Essentially they’re both multi-purpose pieces of cloth, but when it comes down to the nitty gritty there are a few key differences between furoshiki and tenugui, and these differences mostly have to do with functionality and the item’s purpose. However, they can both be used as wall hangings.
Tenugui are a little thinner than furoshiki; they’re made from easy to dry cotton because, as their name suggests (te 手, hand, and nugu 拭, wipe) their main reason for existence is for personal uses like drying hands, and wiping away sweat. Tenugui are a little smaller too, like a slightly narrower version of your regular dishcloth. Because they’re made for more personal uses, and not necessarily for show, the edges of tenugui typically aren’t stitched. There’s no real reason to add a hem other than the aesthetic, so it’s usually left raw.
A furoshiki, on the other hand, is the showier of the pair. Because it's often used as gift wrapping, or for carrying around larger, bulkier items - that people may see - the aesthetics are a little more considered. Furoshiki can be made from more expensive materials such as silk, and often feature beautiful and elaborate hand-painted designs.

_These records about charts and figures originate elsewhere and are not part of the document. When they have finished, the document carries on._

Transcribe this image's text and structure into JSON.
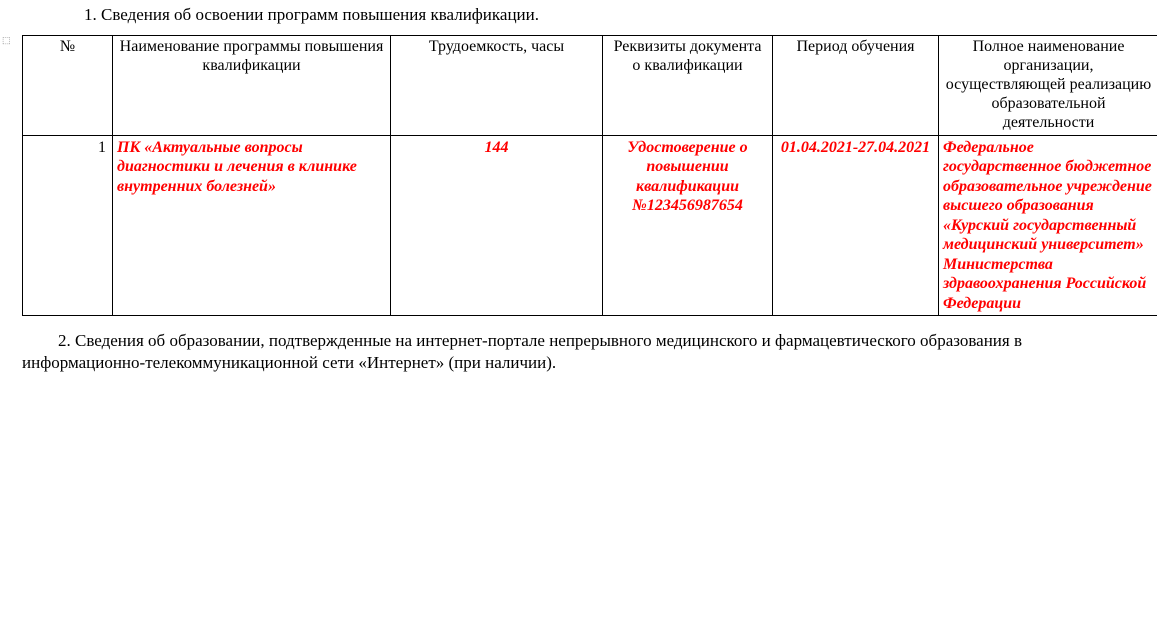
{
  "heading1": "1. Сведения об освоении программ повышения квалификации.",
  "heading2": "2. Сведения об образовании, подтвержденные на интернет-портале непрерывного медицинского и фармацевтического образования в информационно-телекоммуникационной сети «Интернет» (при наличии).",
  "table": {
    "columns": {
      "c1": "№",
      "c2": "Наименование программы повышения квалификации",
      "c3": "Трудоемкость, часы",
      "c4": "Реквизиты документа о квалификации",
      "c5": "Период обучения",
      "c6": "Полное наименование организации, осуществляющей реализацию образовательной деятельности"
    },
    "row": {
      "num": "1",
      "program": "ПК «Актуальные вопросы диагностики и лечения в клинике внутренних болезней»",
      "hours": "144",
      "doc": "Удостоверение о повышении квалификации №123456987654",
      "period": "01.04.2021-27.04.2021",
      "org": "Федеральное государственное бюджетное образовательное учреждение высшего образования «Курский государственный медицинский университет» Министерства здравоохранения Российской Федерации"
    }
  },
  "style": {
    "highlight_color": "#ff0000",
    "text_color": "#000000",
    "border_color": "#000000",
    "font_family": "Times New Roman",
    "base_font_size_pt": 12,
    "highlight_font_weight": "bold",
    "highlight_font_style": "italic"
  }
}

The edges of a furoshiki cloth are typically hemmed to prevent fraying. This stitching is not just for show, it’s also because in its regular daily use, the furoshiki may be exposed to rougher settings. A furoshiki is used for things like carrying loads of books or protecting a tall glass sake bottle on its journey to a picnic in the park. The furoshiki was originally used in onsen culture, so to successfully transport larger items like clothes and washing products, the size of the furoshiki has become a little larger too.